妊娠39週2日に前期破水のため来院し,経過観察目的のために入院した。翌日,6〜7分間隔で規則的,有痛性の子宮収縮を認めているとのことで,分娩室に入室する旨の連絡を受けた。
■経過
入室後,内診所見は子宮口開大2cm,展退度70%,station -3であった。胎児心拍数陣痛図cardiotocogram(CTG)で胎児心拍がうまくトレースできておらず,産科医が呼ばれ精査を行っている。母体のバイタルサインは,血圧132/83mmHg,心拍数73bpm,経皮的末梢動脈血酸素飽和度(SpO2)99%であった。
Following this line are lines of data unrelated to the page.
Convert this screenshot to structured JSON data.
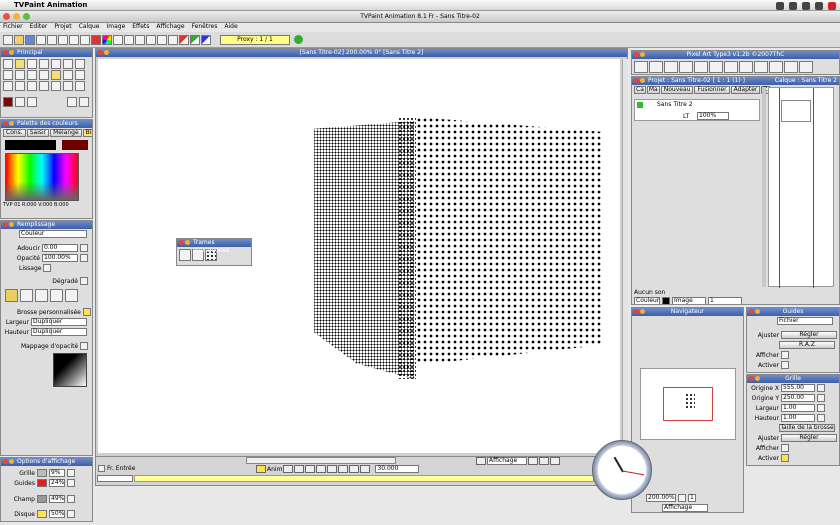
{
  "menubar": {
    "app": "TVPaint Animation"
  },
  "window": {
    "title": "TVPaint Animation 8.1 Fr - Sans Titre-02"
  },
  "menu": [
    "Fichier",
    "Editer",
    "Projet",
    "Calque",
    "Image",
    "Effets",
    "Affichage",
    "Fenêtres",
    "Aide"
  ],
  "toolbar": {
    "proxy": "Proxy : 1 / 1"
  },
  "principal": {
    "title": "Principal"
  },
  "palette": {
    "title": "Palette des couleurs",
    "tabs": [
      "Cons.",
      "Saisir",
      "Mélange",
      "Bin"
    ],
    "readout": "TVP 01 R:000 V:000 B:000"
  },
  "remplissage": {
    "title": "Remplissage",
    "mode": "Couleur",
    "adoucir_label": "Adoucir",
    "adoucir": "0.00",
    "opacite_label": "Opacité",
    "opacite": "100.00%",
    "lissage": "Lissage",
    "degrade": "Dégradé",
    "brosse": "Brosse personnalisée",
    "largeur_label": "Largeur",
    "largeur": "Dupliquer",
    "hauteur_label": "Hauteur",
    "hauteur": "Dupliquer",
    "mappage": "Mappage d'opacité"
  },
  "trames": {
    "title": "Trames mécaniques"
  },
  "canvas": {
    "title": "[Sans Titre-02]  200.00%  0°  [Sans Titre 2]"
  },
  "affichage": {
    "title": "Options d'affichage",
    "rows": [
      {
        "label": "Grille",
        "value": "9%"
      },
      {
        "label": "Guides",
        "value": "24%"
      },
      {
        "label": "Champ",
        "value": "49%"
      },
      {
        "label": "Disque",
        "value": "50%"
      }
    ]
  },
  "timeline": {
    "mode": "Fr. Entrée",
    "anim": "Anim",
    "fps": "30.000",
    "affichage": "Affichage"
  },
  "pixelart": {
    "title": "Pixel Art Type3 v1.2b ©2007ThC"
  },
  "projet": {
    "title": "Projet : Sans Titre-02 [ 1 : 1 (1) ]",
    "calque_title": "Calque : Sans Titre 2",
    "headers": [
      "Ca",
      "Ma",
      "Nouveau",
      "Fusionner",
      "Adapter",
      "Z"
    ],
    "layer": "Sans Titre 2",
    "lt": "LT",
    "opacity": "100%",
    "aucun_son": "Aucun son",
    "couleur": "Couleur",
    "image": "Image",
    "frame": "1"
  },
  "navigator": {
    "title": "Navigateur",
    "zoom": "200.00%",
    "affichage": "Affichage",
    "page": "1"
  },
  "guides": {
    "title": "Guides",
    "fichier": "Fichier",
    "ajuster": "Ajuster",
    "regler": "Régler",
    "raz": "R.A.Z",
    "afficher": "Afficher",
    "activer": "Activer"
  },
  "grille": {
    "title": "Grille",
    "ox_label": "Origine X",
    "ox": "555.00",
    "oy_label": "Origine Y",
    "oy": "250.00",
    "l_label": "Largeur",
    "l": "1.00",
    "h_label": "Hauteur",
    "h": "1.00",
    "taille": "Taille de la brosse",
    "ajuster": "Ajuster",
    "regler": "Régler",
    "afficher": "Afficher",
    "activer": "Activer"
  }
}
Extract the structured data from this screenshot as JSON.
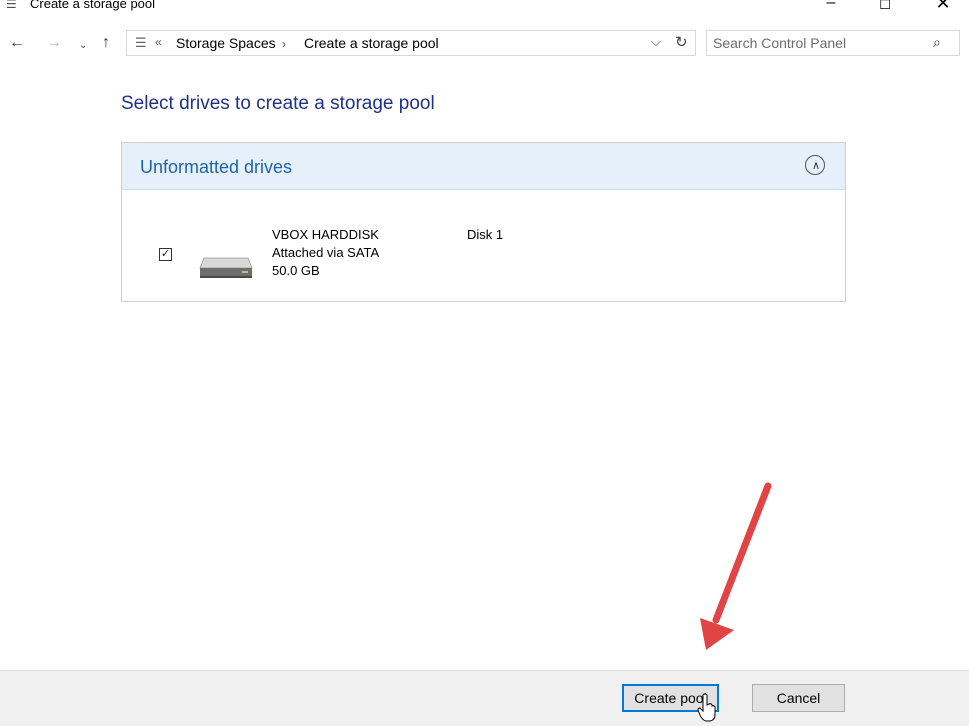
{
  "window": {
    "title": "Create a storage pool",
    "icon": "storage-spaces-icon",
    "controls": [
      "minimize",
      "maximize",
      "close"
    ]
  },
  "nav": {
    "back_icon": "arrow-left-icon",
    "forward_icon": "arrow-right-icon",
    "up_icon": "arrow-up-icon",
    "breadcrumb": [
      "Storage Spaces",
      "Create a storage pool"
    ],
    "search_placeholder": "Search Control Panel"
  },
  "main": {
    "title": "Select drives to create a storage pool",
    "section": {
      "heading": "Unformatted drives",
      "expanded": true,
      "drives": [
        {
          "checked": true,
          "icon": "hard-drive-icon",
          "name": "VBOX HARDDISK",
          "connection": "Attached via SATA",
          "size": "50.0 GB",
          "disk": "Disk 1"
        }
      ]
    }
  },
  "footer": {
    "create_label": "Create pool",
    "cancel_label": "Cancel"
  },
  "colors": {
    "title_blue": "#1e3287",
    "section_header_bg": "#e6f0fb",
    "section_heading": "#1c65a8",
    "focus_blue": "#0078d7",
    "annotation_red": "#e04444"
  }
}
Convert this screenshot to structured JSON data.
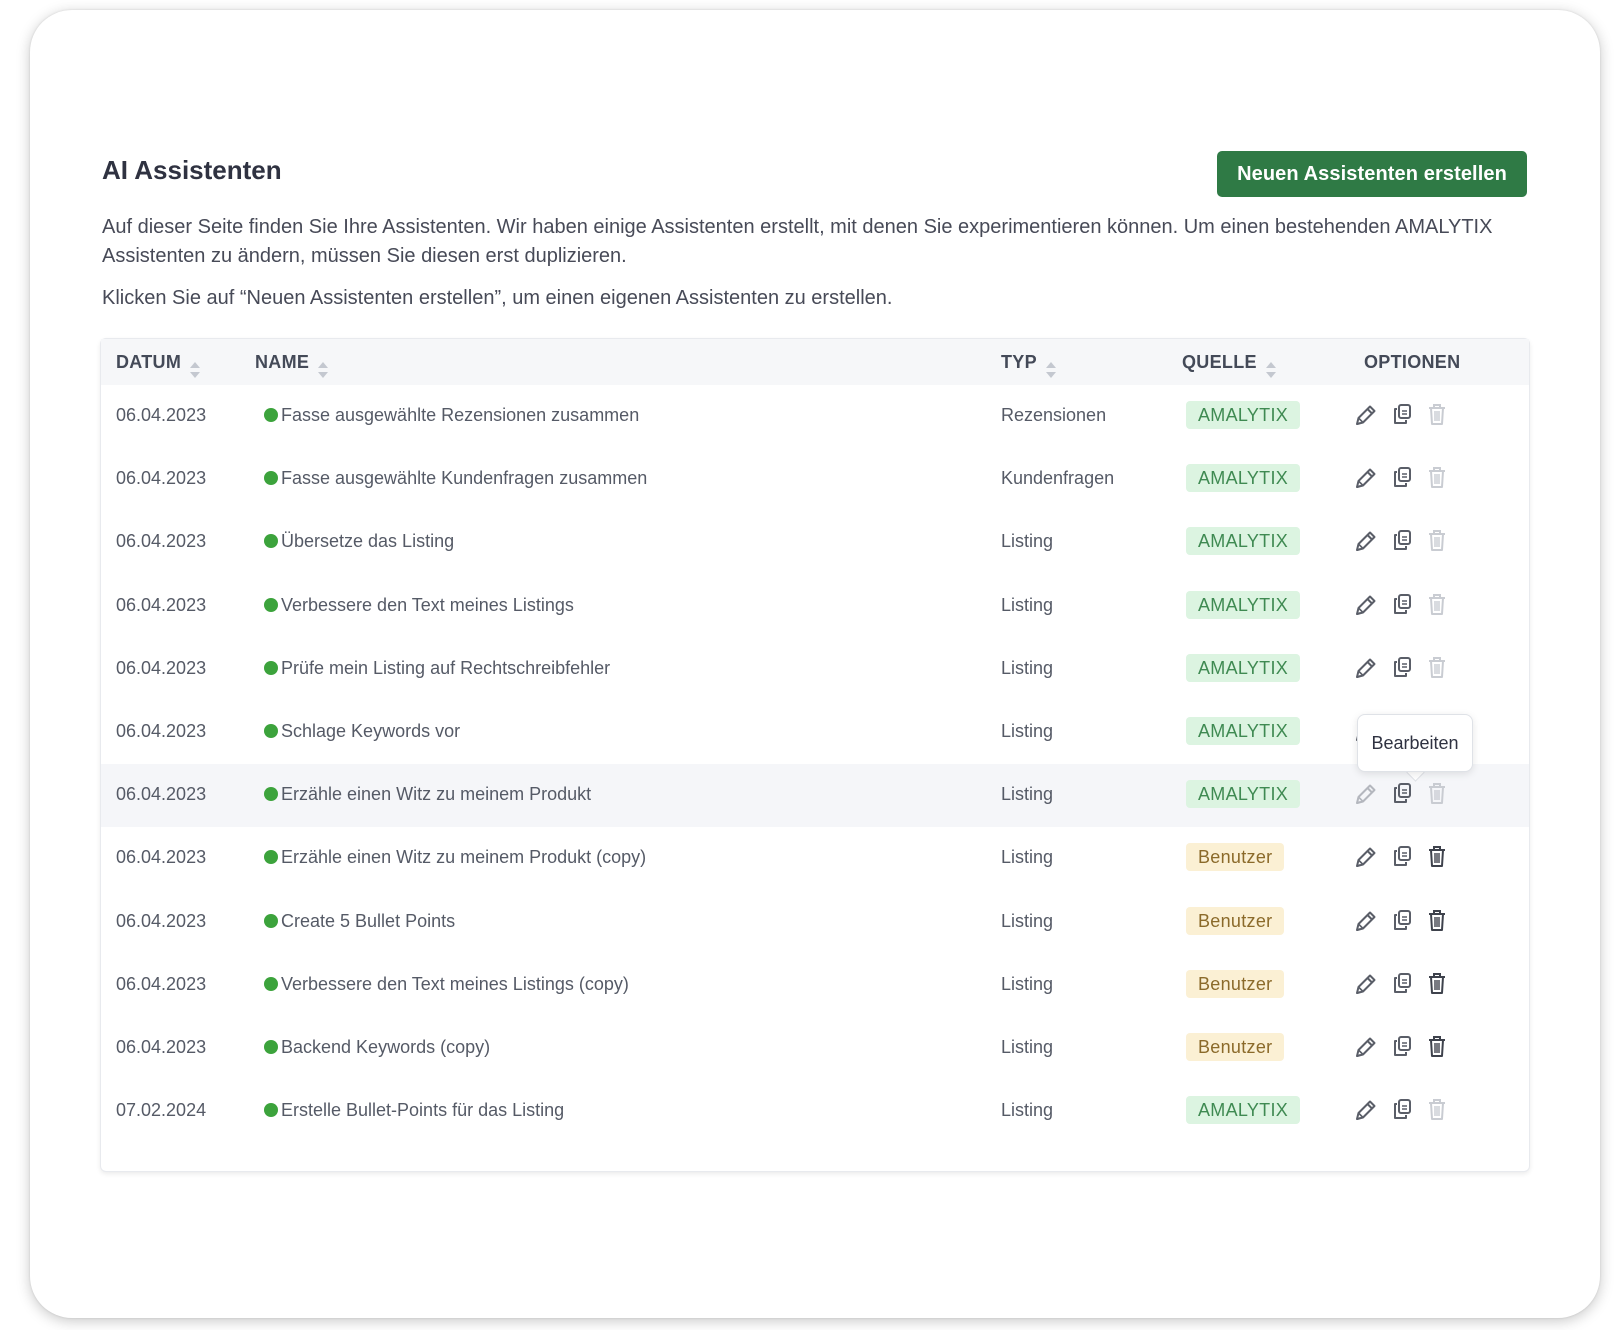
{
  "header": {
    "title": "AI Assistenten",
    "create_button": "Neuen Assistenten erstellen",
    "description": "Auf dieser Seite finden Sie Ihre Assistenten. Wir haben einige Assistenten erstellt, mit denen Sie experimentieren können. Um einen bestehenden AMALYTIX Assistenten zu ändern, müssen Sie diesen erst duplizieren.",
    "hint": "Klicken Sie auf “Neuen Assistenten erstellen”, um einen eigenen Assistenten zu erstellen."
  },
  "table": {
    "columns": {
      "datum": "DATUM",
      "name": "NAME",
      "typ": "TYP",
      "quelle": "QUELLE",
      "optionen": "OPTIONEN"
    },
    "rows": [
      {
        "datum": "06.04.2023",
        "name": "Fasse ausgewählte Rezensionen zusammen",
        "typ": "Rezensionen",
        "quelle": "AMALYTIX",
        "status": "active"
      },
      {
        "datum": "06.04.2023",
        "name": "Fasse ausgewählte Kundenfragen zusammen",
        "typ": "Kundenfragen",
        "quelle": "AMALYTIX",
        "status": "active"
      },
      {
        "datum": "06.04.2023",
        "name": "Übersetze das Listing",
        "typ": "Listing",
        "quelle": "AMALYTIX",
        "status": "active"
      },
      {
        "datum": "06.04.2023",
        "name": "Verbessere den Text meines Listings",
        "typ": "Listing",
        "quelle": "AMALYTIX",
        "status": "active"
      },
      {
        "datum": "06.04.2023",
        "name": "Prüfe mein Listing auf Rechtschreibfehler",
        "typ": "Listing",
        "quelle": "AMALYTIX",
        "status": "active"
      },
      {
        "datum": "06.04.2023",
        "name": "Schlage Keywords vor",
        "typ": "Listing",
        "quelle": "AMALYTIX",
        "status": "active"
      },
      {
        "datum": "06.04.2023",
        "name": "Erzähle einen Witz zu meinem Produkt",
        "typ": "Listing",
        "quelle": "AMALYTIX",
        "status": "active"
      },
      {
        "datum": "06.04.2023",
        "name": "Erzähle einen Witz zu meinem Produkt (copy)",
        "typ": "Listing",
        "quelle": "Benutzer",
        "status": "active"
      },
      {
        "datum": "06.04.2023",
        "name": "Create 5 Bullet Points",
        "typ": "Listing",
        "quelle": "Benutzer",
        "status": "active"
      },
      {
        "datum": "06.04.2023",
        "name": "Verbessere den Text meines Listings (copy)",
        "typ": "Listing",
        "quelle": "Benutzer",
        "status": "active"
      },
      {
        "datum": "06.04.2023",
        "name": "Backend Keywords (copy)",
        "typ": "Listing",
        "quelle": "Benutzer",
        "status": "active"
      },
      {
        "datum": "07.02.2024",
        "name": "Erstelle Bullet-Points für das Listing",
        "typ": "Listing",
        "quelle": "AMALYTIX",
        "status": "active"
      }
    ],
    "icons": {
      "sort": "sort-icon",
      "edit": "pencil-icon",
      "duplicate": "copy-icon",
      "delete": "trash-icon",
      "status": "status-dot"
    }
  },
  "tooltip": {
    "text": "Bearbeiten"
  },
  "colors": {
    "primary_button": "#2f7a45",
    "status_dot": "#3ca33c",
    "badge_amalytix_bg": "#dcf4e1",
    "badge_amalytix_text": "#3f8a52",
    "badge_benutzer_bg": "#fbf0d4",
    "badge_benutzer_text": "#8b6a2a"
  }
}
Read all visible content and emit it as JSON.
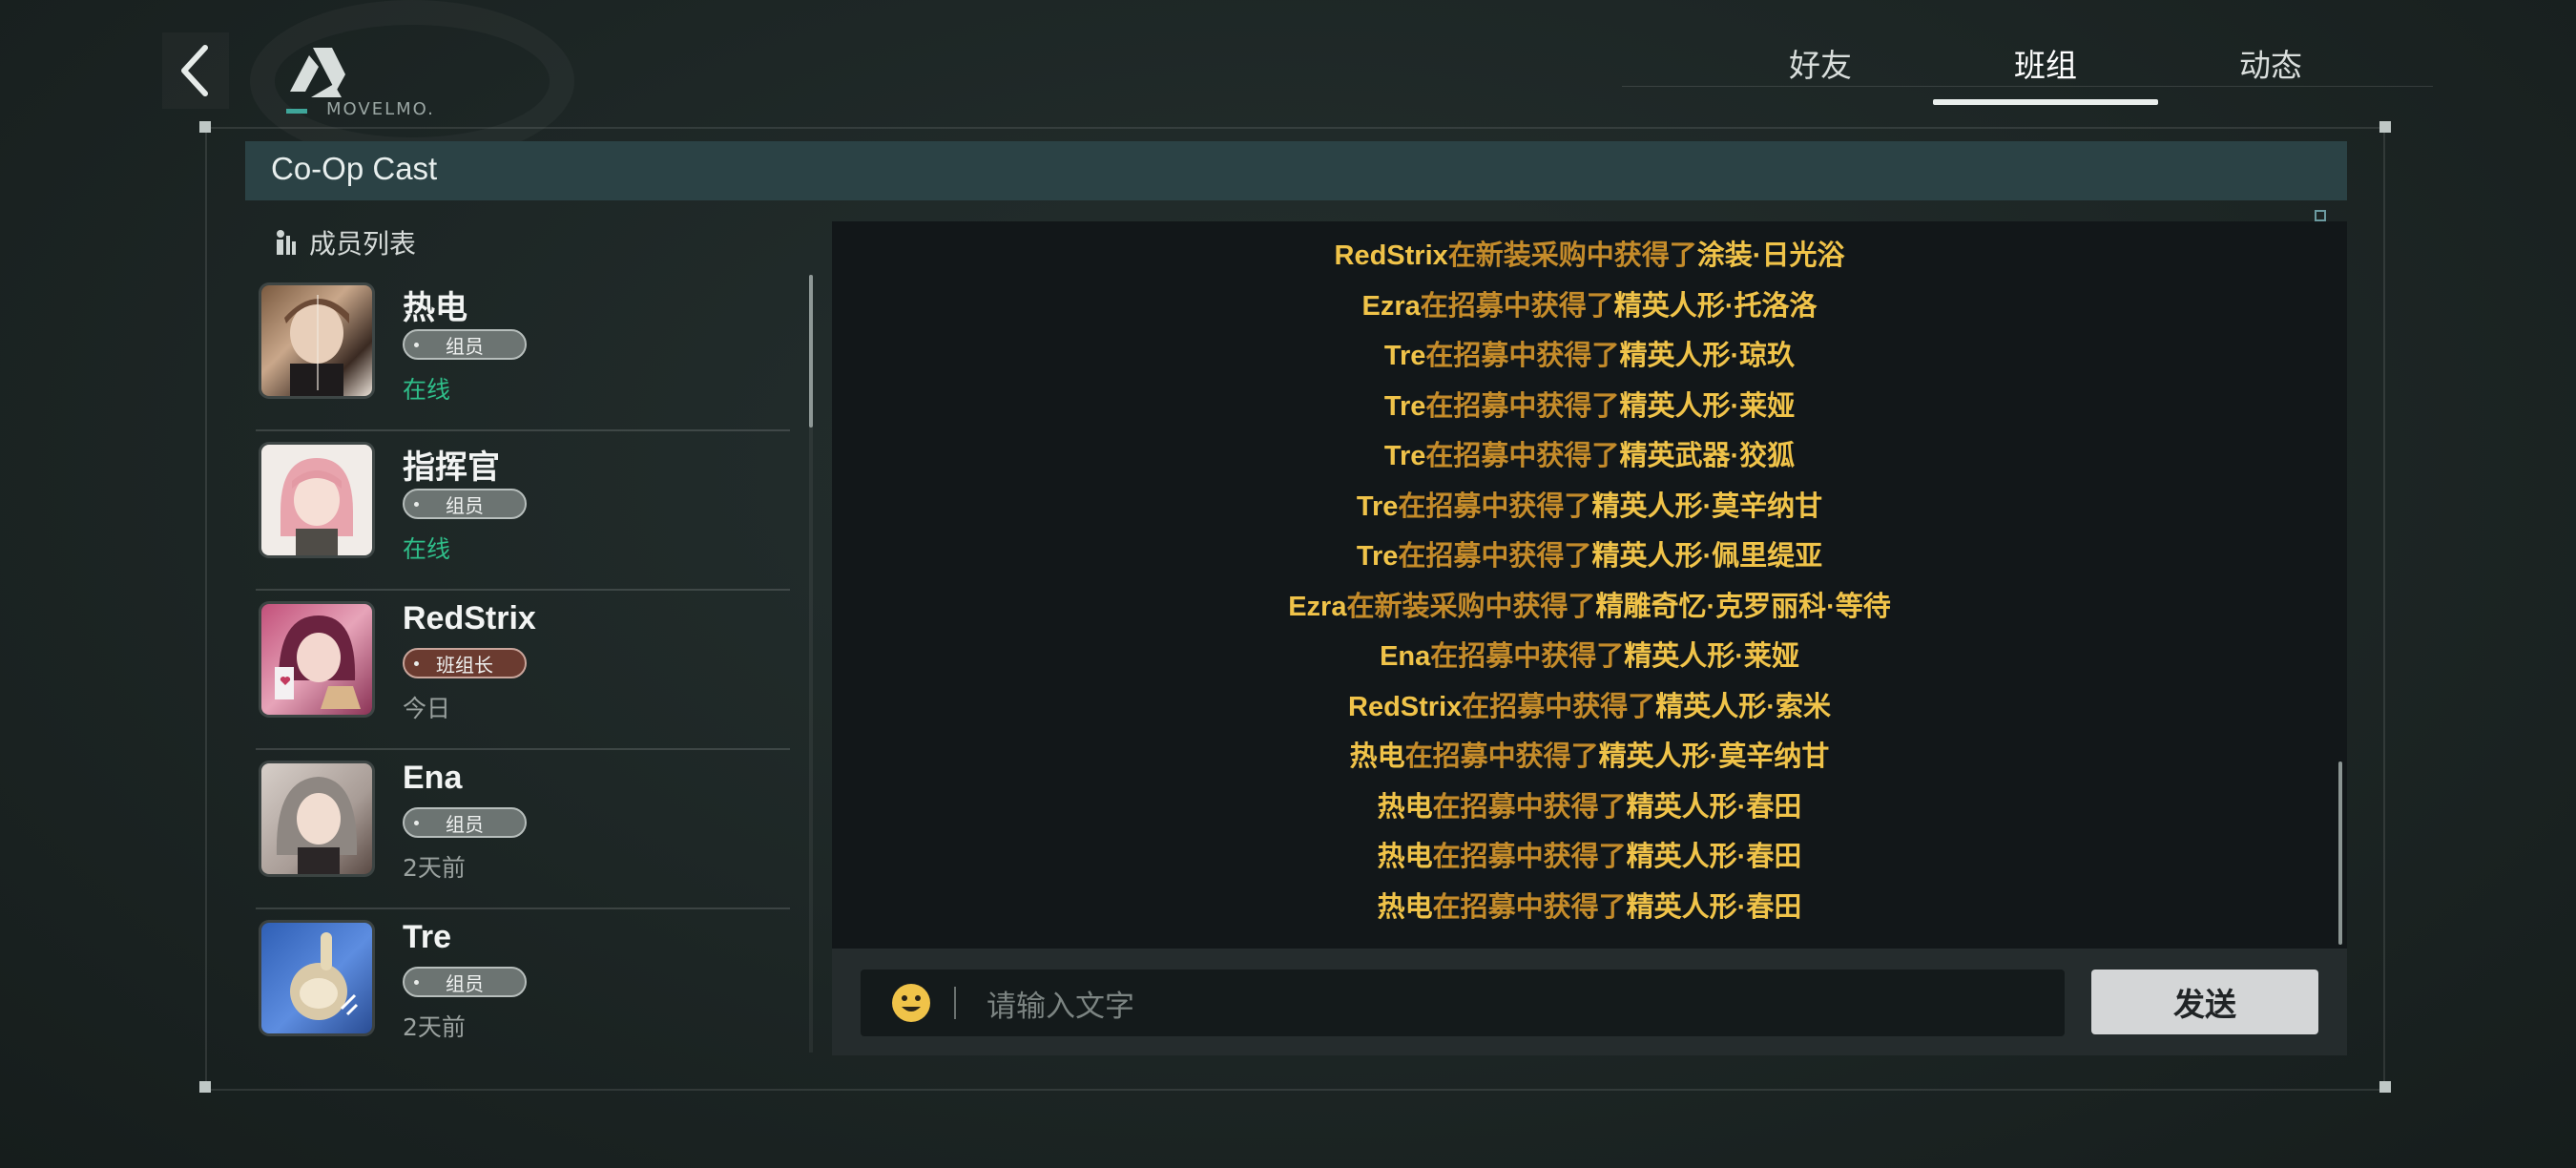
{
  "header": {
    "logo_text": "MOVELMO.",
    "tabs": [
      {
        "label": "好友",
        "active": false
      },
      {
        "label": "班组",
        "active": true
      },
      {
        "label": "动态",
        "active": false
      }
    ]
  },
  "group": {
    "title": "Co-Op Cast"
  },
  "members": {
    "title": "成员列表",
    "items": [
      {
        "name": "热电",
        "role": "组员",
        "status": "在线",
        "status_color": "#2fbf8a"
      },
      {
        "name": "指挥官",
        "role": "组员",
        "status": "在线",
        "status_color": "#2fbf8a"
      },
      {
        "name": "RedStrix",
        "role": "班组长",
        "status": "今日",
        "status_color": "#9aa19f"
      },
      {
        "name": "Ena",
        "role": "组员",
        "status": "2天前",
        "status_color": "#9aa19f"
      },
      {
        "name": "Tre",
        "role": "组员",
        "status": "2天前",
        "status_color": "#9aa19f"
      }
    ]
  },
  "chat": {
    "messages": [
      {
        "user": "RedStrix",
        "action": "在新装采购中获得了",
        "item": "涂装·日光浴"
      },
      {
        "user": "Ezra",
        "action": "在招募中获得了",
        "item": "精英人形·托洛洛"
      },
      {
        "user": "Tre",
        "action": "在招募中获得了",
        "item": "精英人形·琼玖"
      },
      {
        "user": "Tre",
        "action": "在招募中获得了",
        "item": "精英人形·莱娅"
      },
      {
        "user": "Tre",
        "action": "在招募中获得了",
        "item": "精英武器·狡狐"
      },
      {
        "user": "Tre",
        "action": "在招募中获得了",
        "item": "精英人形·莫辛纳甘"
      },
      {
        "user": "Tre",
        "action": "在招募中获得了",
        "item": "精英人形·佩里缇亚"
      },
      {
        "user": "Ezra",
        "action": "在新装采购中获得了",
        "item": "精雕奇忆·克罗丽科·等待"
      },
      {
        "user": "Ena",
        "action": "在招募中获得了",
        "item": "精英人形·莱娅"
      },
      {
        "user": "RedStrix",
        "action": "在招募中获得了",
        "item": "精英人形·索米"
      },
      {
        "user": "热电",
        "action": "在招募中获得了",
        "item": "精英人形·莫辛纳甘"
      },
      {
        "user": "热电",
        "action": "在招募中获得了",
        "item": "精英人形·春田"
      },
      {
        "user": "热电",
        "action": "在招募中获得了",
        "item": "精英人形·春田"
      },
      {
        "user": "热电",
        "action": "在招募中获得了",
        "item": "精英人形·春田"
      }
    ],
    "input_placeholder": "请输入文字",
    "send_label": "发送"
  },
  "colors": {
    "accent_gold": "#f0c349",
    "message_text": "#c48b2a",
    "online_green": "#2fbf8a",
    "header_band": "#2b4245"
  }
}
エコー中に胎児一過性徐脈を認めたようだがすみやかに回復しており,常位胎盤早期剝離など明らかな徐脈の原因は特定されなかった。CTGで胎児心拍数は130bpm,中等度の基線細変動を認めるが,最下点80bpmの変動一過性徐脈variable decelerationを繰り返しており,経過中に約3分の遷延一過性徐脈prolonged decelerationも1回認められた。
子宮収縮はまだ弱いが妊婦は陣痛のたびに顔をしかめており,「まだ無痛分娩できないんですか?」と訴えている。しかし産科医からは,緊急帝王切開術の可能性があるためもう少し無痛分娩導入を待ってほしいと言われている。
さて,あなたならどうする?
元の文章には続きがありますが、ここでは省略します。